Unless we protect resources and the Earth's natural capital, we shall not be able to sustain economic growth.
Kofi Annan

 


Air Quality

A Coordinated Approach

The international community is currently wrestling with the need to limit greenhouse emissions in order to prevent rapid global atmospheric warming. Policymakers perceive climate protection as a long-term challenge whose principal benefits may be reaped by generations yet to be born. However, most of the concrete actions that are available to limit greenhouse gas emissions may also have significant potential to enhance local air quality and contribute to health and other non-climate related benefits right away. 

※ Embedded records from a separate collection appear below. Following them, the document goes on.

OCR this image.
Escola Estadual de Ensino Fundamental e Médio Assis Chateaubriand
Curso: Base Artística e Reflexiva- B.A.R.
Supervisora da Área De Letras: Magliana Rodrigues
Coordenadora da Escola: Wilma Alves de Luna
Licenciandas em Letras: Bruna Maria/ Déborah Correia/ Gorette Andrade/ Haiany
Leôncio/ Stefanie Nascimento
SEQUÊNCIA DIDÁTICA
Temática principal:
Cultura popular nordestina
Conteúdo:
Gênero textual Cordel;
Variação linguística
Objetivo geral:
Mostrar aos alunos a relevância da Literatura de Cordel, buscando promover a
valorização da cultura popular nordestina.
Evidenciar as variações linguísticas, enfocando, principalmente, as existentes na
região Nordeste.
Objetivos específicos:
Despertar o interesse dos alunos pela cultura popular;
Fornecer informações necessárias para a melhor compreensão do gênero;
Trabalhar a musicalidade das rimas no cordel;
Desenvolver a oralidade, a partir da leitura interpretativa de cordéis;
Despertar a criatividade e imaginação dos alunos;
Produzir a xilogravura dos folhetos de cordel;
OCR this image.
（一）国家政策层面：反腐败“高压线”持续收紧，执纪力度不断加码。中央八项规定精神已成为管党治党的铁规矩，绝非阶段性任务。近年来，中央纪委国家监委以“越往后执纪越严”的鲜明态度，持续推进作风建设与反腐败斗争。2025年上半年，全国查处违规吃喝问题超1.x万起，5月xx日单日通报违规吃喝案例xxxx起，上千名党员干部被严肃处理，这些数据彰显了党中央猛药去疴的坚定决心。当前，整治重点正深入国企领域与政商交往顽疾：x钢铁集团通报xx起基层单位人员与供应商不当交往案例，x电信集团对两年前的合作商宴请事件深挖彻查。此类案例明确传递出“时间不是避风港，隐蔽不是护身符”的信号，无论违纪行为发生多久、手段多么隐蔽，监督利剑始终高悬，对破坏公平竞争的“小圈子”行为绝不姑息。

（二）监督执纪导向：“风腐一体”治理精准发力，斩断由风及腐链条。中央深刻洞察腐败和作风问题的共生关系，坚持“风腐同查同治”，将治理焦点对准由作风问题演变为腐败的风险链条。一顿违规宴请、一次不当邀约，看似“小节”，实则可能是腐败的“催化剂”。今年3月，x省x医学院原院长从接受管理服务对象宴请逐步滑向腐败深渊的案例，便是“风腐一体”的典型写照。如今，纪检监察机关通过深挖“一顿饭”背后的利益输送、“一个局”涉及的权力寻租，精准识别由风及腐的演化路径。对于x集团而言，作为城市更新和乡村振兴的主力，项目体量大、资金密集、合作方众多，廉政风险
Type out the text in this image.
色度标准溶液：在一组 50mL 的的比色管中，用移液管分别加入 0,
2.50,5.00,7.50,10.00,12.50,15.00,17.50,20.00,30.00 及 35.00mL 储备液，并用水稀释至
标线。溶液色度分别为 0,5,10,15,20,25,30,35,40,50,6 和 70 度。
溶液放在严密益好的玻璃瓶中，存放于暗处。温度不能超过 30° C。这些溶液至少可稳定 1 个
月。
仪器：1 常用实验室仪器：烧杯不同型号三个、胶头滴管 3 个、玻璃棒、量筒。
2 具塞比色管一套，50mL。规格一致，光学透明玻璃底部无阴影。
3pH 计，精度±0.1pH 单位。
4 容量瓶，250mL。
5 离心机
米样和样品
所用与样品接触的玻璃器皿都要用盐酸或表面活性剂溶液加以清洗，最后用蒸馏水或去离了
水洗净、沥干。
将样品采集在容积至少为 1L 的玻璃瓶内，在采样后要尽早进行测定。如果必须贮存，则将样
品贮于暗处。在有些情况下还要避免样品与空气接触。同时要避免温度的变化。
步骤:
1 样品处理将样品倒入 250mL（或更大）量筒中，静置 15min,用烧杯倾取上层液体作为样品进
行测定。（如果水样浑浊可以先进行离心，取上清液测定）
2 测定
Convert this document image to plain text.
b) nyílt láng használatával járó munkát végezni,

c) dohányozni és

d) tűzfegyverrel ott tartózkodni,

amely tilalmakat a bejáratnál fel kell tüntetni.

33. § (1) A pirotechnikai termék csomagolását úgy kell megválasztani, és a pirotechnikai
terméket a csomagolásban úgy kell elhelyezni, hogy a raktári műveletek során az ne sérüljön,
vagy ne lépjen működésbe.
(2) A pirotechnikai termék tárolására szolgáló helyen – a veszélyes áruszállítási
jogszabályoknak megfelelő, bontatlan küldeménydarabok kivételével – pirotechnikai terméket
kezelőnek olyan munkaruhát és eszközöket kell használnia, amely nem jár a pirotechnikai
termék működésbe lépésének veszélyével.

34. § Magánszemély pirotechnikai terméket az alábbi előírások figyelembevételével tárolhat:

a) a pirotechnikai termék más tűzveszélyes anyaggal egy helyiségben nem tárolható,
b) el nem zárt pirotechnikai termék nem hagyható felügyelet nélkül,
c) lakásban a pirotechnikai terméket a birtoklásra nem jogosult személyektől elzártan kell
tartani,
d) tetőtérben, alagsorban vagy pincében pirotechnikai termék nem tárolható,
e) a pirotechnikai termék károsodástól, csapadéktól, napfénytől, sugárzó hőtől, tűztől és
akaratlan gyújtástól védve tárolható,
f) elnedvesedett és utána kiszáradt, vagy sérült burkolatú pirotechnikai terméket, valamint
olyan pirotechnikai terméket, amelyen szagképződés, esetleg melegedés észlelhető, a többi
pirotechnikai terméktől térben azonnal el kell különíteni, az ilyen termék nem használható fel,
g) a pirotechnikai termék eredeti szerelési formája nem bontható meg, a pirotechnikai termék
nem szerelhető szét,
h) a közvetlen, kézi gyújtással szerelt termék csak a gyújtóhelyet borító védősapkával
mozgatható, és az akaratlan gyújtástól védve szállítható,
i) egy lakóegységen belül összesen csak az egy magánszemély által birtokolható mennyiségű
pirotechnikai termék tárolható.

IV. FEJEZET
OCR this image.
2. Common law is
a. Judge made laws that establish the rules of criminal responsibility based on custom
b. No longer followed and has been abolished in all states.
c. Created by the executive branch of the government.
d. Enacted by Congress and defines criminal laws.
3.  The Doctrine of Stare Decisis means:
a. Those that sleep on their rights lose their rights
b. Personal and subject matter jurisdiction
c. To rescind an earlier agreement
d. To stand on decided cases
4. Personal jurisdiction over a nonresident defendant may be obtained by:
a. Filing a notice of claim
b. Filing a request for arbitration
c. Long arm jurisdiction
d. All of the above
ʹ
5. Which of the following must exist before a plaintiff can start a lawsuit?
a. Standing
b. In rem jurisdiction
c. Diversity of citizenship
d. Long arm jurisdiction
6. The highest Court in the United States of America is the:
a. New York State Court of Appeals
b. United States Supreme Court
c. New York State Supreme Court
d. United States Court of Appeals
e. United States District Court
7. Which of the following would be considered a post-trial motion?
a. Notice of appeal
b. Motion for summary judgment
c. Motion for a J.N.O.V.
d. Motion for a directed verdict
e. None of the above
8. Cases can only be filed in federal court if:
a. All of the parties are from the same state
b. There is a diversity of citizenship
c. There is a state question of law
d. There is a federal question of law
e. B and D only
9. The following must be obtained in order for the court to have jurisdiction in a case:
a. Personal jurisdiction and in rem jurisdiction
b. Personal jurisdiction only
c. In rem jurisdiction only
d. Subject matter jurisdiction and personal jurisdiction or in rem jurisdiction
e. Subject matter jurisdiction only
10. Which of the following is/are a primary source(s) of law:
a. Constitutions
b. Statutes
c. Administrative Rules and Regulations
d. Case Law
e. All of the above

Climate and air quality protection efforts in most parts of the world tend to be undertaken independently of each other. This lack of coordination has a number of drawbacks from both an economic and an environmental standpoint. Industry finds that it may be faced with multiple bite regulation where it may need in one year to make carbon reductions and in another reductions in conventional air pollutants. The resulting uncertainty itself is a hindrance to long term planning. From an environmental perspective approaching climate and air quality protection in isolation has a number of pernicious effects: less overall environmental protection for the societal resources expended as uncoordinated strategies tend to focus too heavily on end of pipe controls and too little on energy efficiency and switching to less carbon intensive fuels and difficulty in building a public constituency for the changes needed for a transformation to sustainable energy systems.

By designing, implementing and publicizing an integrated strategy for climate and air quality protection immediate benefits in improved respiratory and cardiovascular health may be achieved for the most vulnerable parts of the population - the elderly, the young and asthmatics of all ages. These policies which will achieve significant carbon reductions and climate protection benefits inuring especially to future generations in all countries may be salable in developing countries as the benefits of enhanced air quality are realized by their inhabitants. Besides addressing the North / South disputes that have bedeviled the climate negotiations so long, a harmonized strategy also addresses intergenerational equity challenges by meeting needs of populations vulnerable to poor urban air quality and at the same time speeding a transition to less carbon intensive energy systems essential for safeguarding the climate of future generations worldwide.

The most detailed work on harmonized strategies for climate and air quality protection is contained in a STAPPA/ALAPCO study released in late 1999 describing how such strategies might be carried out in the US.  Some of these strategies are being built into Mexico City's long range air quality protection plan as Mexican law is more flexible than US law to enable such a harmonized approach to be used.